Design and synthesis of MOF-derived CuO/g-C3N4 composites with octahedral structures as advanced anode materials for asymmetric supercapacitors with high energy and power densities

Abstract

In this study, two-component composites consisting of transition metal copper oxide (CuO) and graphite carbon nitride (g-C₃N₄) were successfully synthesized. Firstly, a typical metal–organic framework (MOF) material, namely CuBTC, was prepared by the hydrothermal method. Then, the hollow porous CuO/g-C₃N₄ composite with an octahedron structure was obtained by introducing a certain amount of g-C₃N₄ into the system using ultrasonic treatment and rapid thermal annealing. The synthesized CuO/g-C₃N₄ not only retains the unique octahedral morphology of the CuBTC template, but also is coated by a uniform carbon layer. This CuO/g-C₃N₄ displays a high reversible specific capacity (1530.4 F g⁻¹, 2 A g⁻¹) as an anode material. In addition, an asymmetric supercapacitor assembled with self-made NiCoMOF as the cathode and CuO/g-C₃N₄ as the anode achieves an excellent energy density of 50.8 W h kg⁻¹ at a power density of 800 W kg⁻¹ and stable cycling performance (70.1% capacity retention over 3000 cycles).
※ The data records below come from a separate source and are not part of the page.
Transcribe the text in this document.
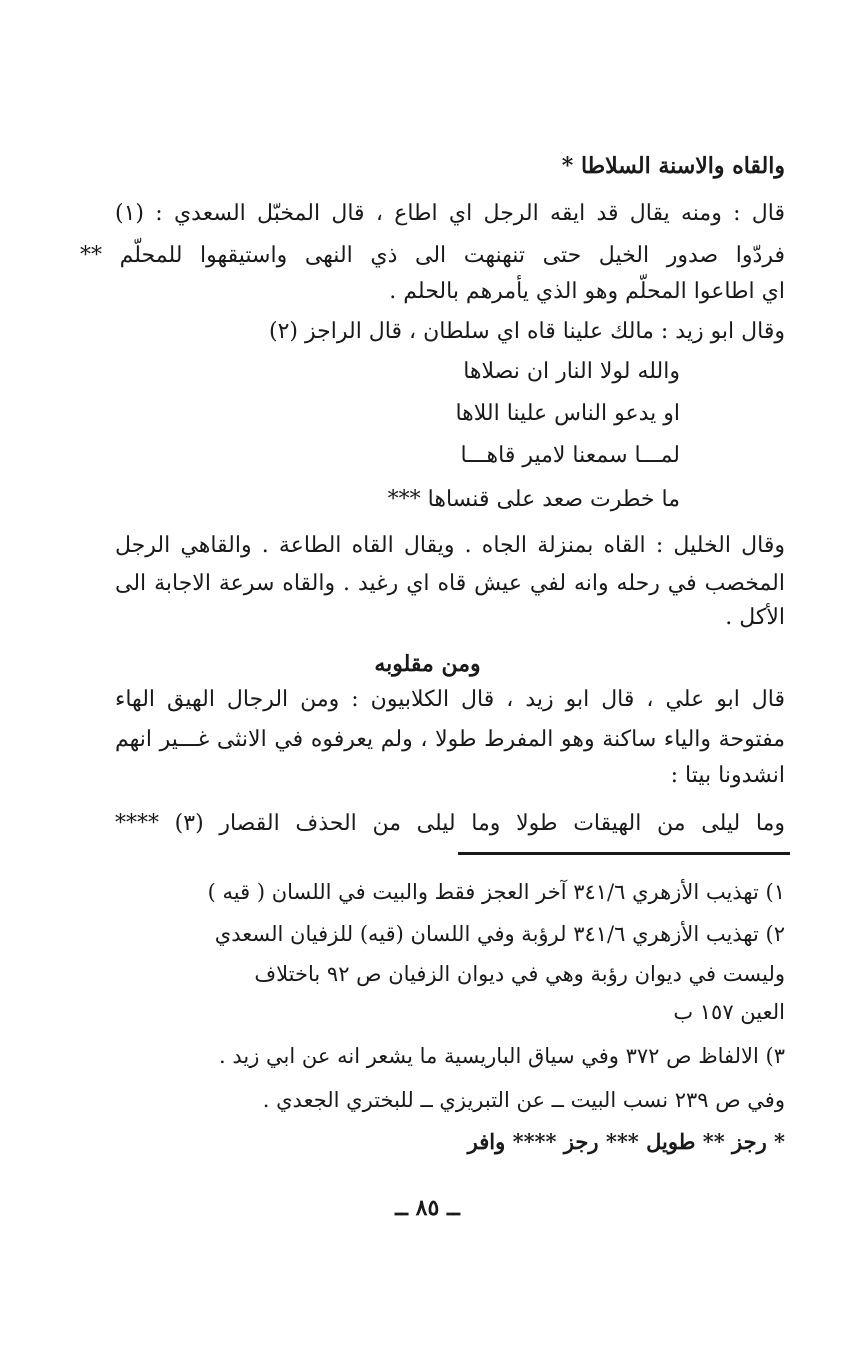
والقاه والاسنة السلاطا *
قال : ومنه يقال قد ايقه الرجل اي اطاع ، قال المخبّل السعدي : (١)
فردّوا صدور الخيل حتى تنهنهت الى ذي النهى واستيقهوا للمحلّم **
اي اطاعوا المحلّم وهو الذي يأمرهم بالحلم .
وقال ابو زيد : مالك علينا قاه اي سلطان ، قال الراجز (٢)
والله لولا النار ان نصلاها
او يدعو الناس علينا اللاها
لمـــا سمعنا لامير قاهـــا
ما خطرت صعد على قنساها ***
وقال الخليل : القاه بمنزلة الجاه . ويقال القاه الطاعة . والقاهي الرجل
المخصب في رحله وانه لفي عيش قاه اي رغيد . والقاه سرعة الاجابة الى
الأكل .
ومن مقلوبه
قال ابو علي ، قال ابو زيد ، قال الكلابيون : ومن الرجال الهيق الهاء
مفتوحة والياء ساكنة وهو المفرط طولا ، ولم يعرفوه في الانثى غـــير انهم
انشدونا بيتا :
وما ليلى من الهيقات طولا وما ليلى من الحذف القصار (٣) ****
١) تهذيب الأزهري ٣٤١/٦ آخر العجز فقط والبيت في اللسان ( قيه )
٢) تهذيب الأزهري ٣٤١/٦ لرؤبة وفي اللسان (قيه) للزفيان السعدي
وليست في ديوان رؤبة وهي في ديوان الزفيان ص ٩٢ باختلاف
العين ١٥٧ ب
٣) الالفاظ ص ٣٧٢ وفي سياق الباريسية ما يشعر انه عن ابي زيد .
وفي ص ٢٣٩ نسب البيت ــ عن التبريزي ــ للبختري الجعدي .
* رجز ** طويل *** رجز **** وافر
ــ ٨٥ ــ
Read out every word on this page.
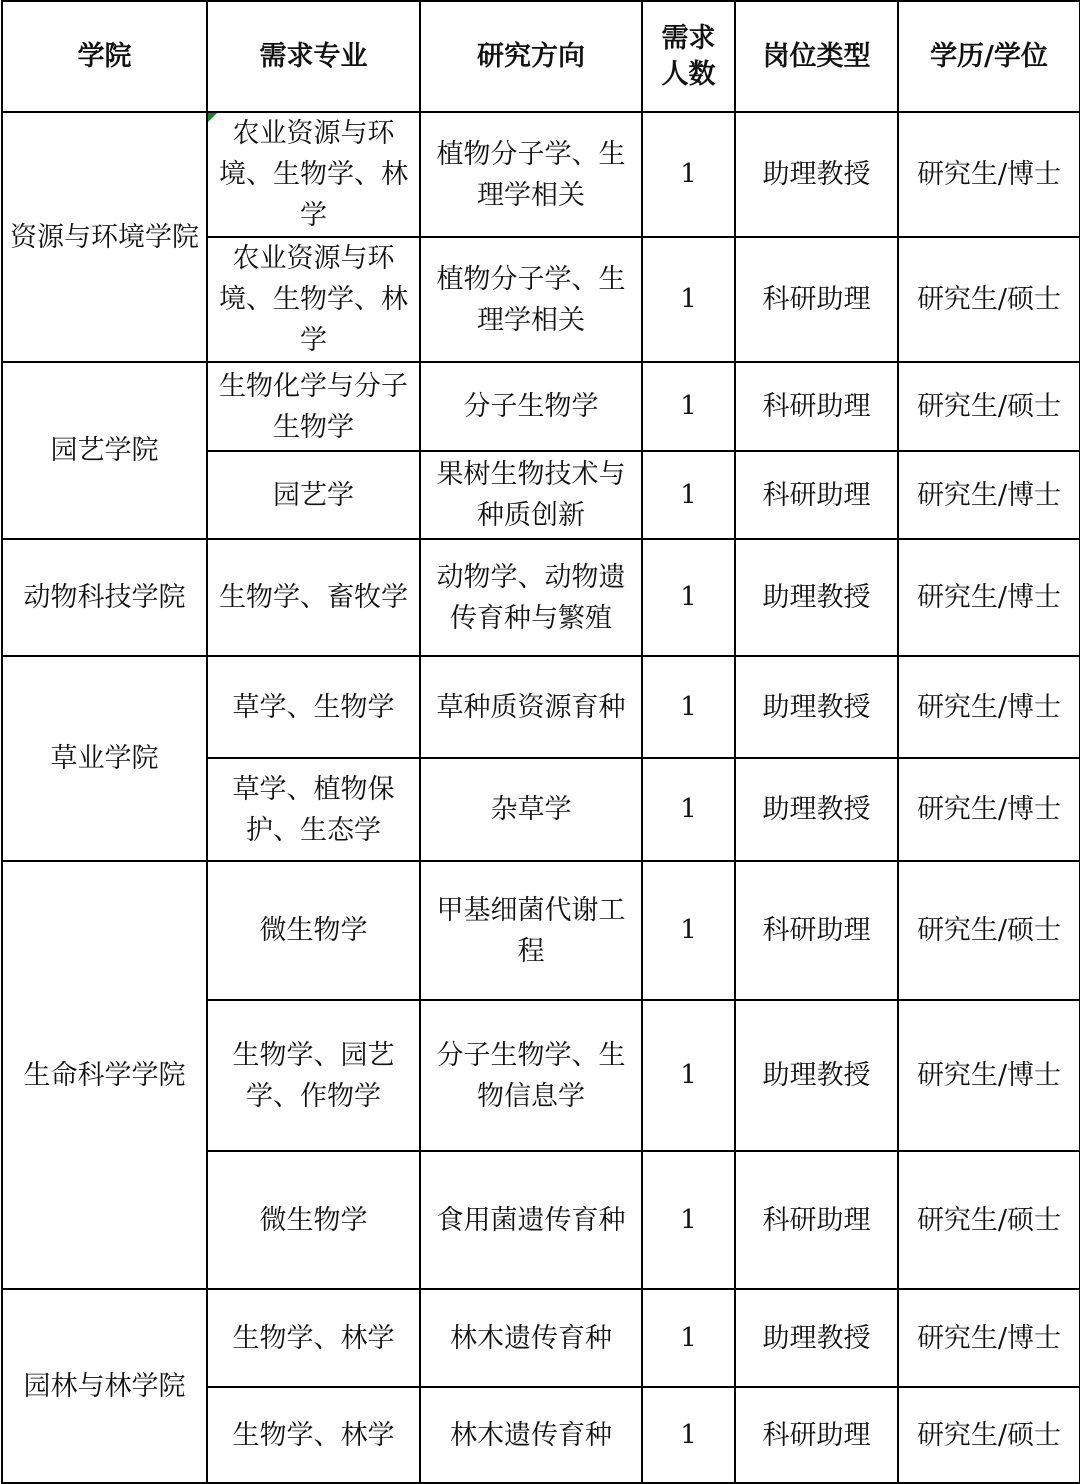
学院	需求专业	研究方向	需求人数	岗位类型	学历/学位
资源与环境学院	农业资源与环境、生物学、林学	植物分子学、生理学相关	1	助理教授	研究生/博士
	农业资源与环境、生物学、林学	植物分子学、生理学相关	1	科研助理	研究生/硕士
园艺学院	生物化学与分子生物学	分子生物学	1	科研助理	研究生/硕士
	园艺学	果树生物技术与种质创新	1	科研助理	研究生/博士
动物科技学院	生物学、畜牧学	动物学、动物遗传育种与繁殖	1	助理教授	研究生/博士
草业学院	草学、生物学	草种质资源育种	1	助理教授	研究生/博士
	草学、植物保护、生态学	杂草学	1	助理教授	研究生/博士
生命科学学院	微生物学	甲基细菌代谢工程	1	科研助理	研究生/硕士
	生物学、园艺学、作物学	分子生物学、生物信息学	1	助理教授	研究生/博士
	微生物学	食用菌遗传育种	1	科研助理	研究生/硕士
园林与林学院	生物学、林学	林木遗传育种	1	助理教授	研究生/博士
	生物学、林学	林木遗传育种	1	科研助理	研究生/硕士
These outstanding electrochemical properties are attributed to the synergistic effect between transition metal oxides and carbon-based materials as well as the unique structure of the composites, which also provides a facile design and synthesis idea to construct high-performance transition metal compounds with a unique hollow structure and C-coating for developing asymmetric supercapacitors with high energy and power densities.